Beaver - Backgammon double
Some players have introduced a fascinating but dangerous new twist to the doubling cube. If the rule is agreed (it is never played in tournaments), a player who is offered a double may beaver. This means that he immediately redoubles before the doubler has thrown, and yet he retains the cube on his side of the board. So if, for instance, the original double was from 1 to 2, he accepts it and redoubles to 4, while still retaining the normal right to offer a double (which is now to 8) in the usual way. Obviously, a player who is doubled should only wish to beaver if he considers that the doubler made a mistake in doubling. There is otherwise no point in his voluntarily doubling the stakes. But it does not follow that, just because the double was a bad one to give, it is a good one to beaver.

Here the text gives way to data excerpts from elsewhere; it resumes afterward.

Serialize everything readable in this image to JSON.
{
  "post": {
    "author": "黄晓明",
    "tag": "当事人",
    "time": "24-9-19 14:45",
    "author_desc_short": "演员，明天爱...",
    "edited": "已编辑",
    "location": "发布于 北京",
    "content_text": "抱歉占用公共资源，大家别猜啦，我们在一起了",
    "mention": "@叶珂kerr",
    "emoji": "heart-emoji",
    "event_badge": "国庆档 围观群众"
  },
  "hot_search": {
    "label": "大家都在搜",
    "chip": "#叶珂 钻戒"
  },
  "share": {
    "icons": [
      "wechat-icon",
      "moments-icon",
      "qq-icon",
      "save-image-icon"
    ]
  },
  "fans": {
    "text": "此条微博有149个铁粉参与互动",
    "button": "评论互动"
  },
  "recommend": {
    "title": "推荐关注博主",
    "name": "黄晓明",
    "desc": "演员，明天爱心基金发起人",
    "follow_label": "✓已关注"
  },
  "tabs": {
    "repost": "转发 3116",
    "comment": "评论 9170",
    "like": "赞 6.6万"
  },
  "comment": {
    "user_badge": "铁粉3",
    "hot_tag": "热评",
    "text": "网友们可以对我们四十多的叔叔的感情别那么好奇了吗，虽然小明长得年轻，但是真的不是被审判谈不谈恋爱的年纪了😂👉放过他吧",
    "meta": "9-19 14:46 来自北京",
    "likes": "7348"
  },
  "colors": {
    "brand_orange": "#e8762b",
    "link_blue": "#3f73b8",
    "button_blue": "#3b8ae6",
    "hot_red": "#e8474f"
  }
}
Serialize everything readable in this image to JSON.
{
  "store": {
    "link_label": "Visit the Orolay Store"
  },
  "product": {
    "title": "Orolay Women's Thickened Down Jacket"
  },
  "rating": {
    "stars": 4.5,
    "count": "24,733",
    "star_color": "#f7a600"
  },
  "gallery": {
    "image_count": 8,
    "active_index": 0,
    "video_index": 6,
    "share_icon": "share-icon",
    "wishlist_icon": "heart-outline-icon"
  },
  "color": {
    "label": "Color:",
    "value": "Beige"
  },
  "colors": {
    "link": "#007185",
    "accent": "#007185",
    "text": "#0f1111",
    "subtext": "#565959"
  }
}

Look at the position in Diagram. Black may be tempted to double. He is definitely favourite and he will win more games than he loses. However, he is actually wrong to double because too often he will throw a 2 and then be unable to take a redouble. This will cause him to lose a number of games which he might have won later by throwing a double himself. He lost that chance by allowing you the opportunity to redouble when he could not accept. So, in fact, the double is a bad one to give. Black wins more points in the long run by playing on undoubled, and doubling you out the next turn, if nothing dramatic happens, than by doubling at this stage. But it would be idiotic to beaver. The game is still one where on average you are going to lose money, and so what on earth is the point of doubling the amount that you expect to lose?
But people do sometimes give doubles which are bad enough to justify your beavering and so, if you can afford the big swings which this kind of game produces, you should be happy to play the rule.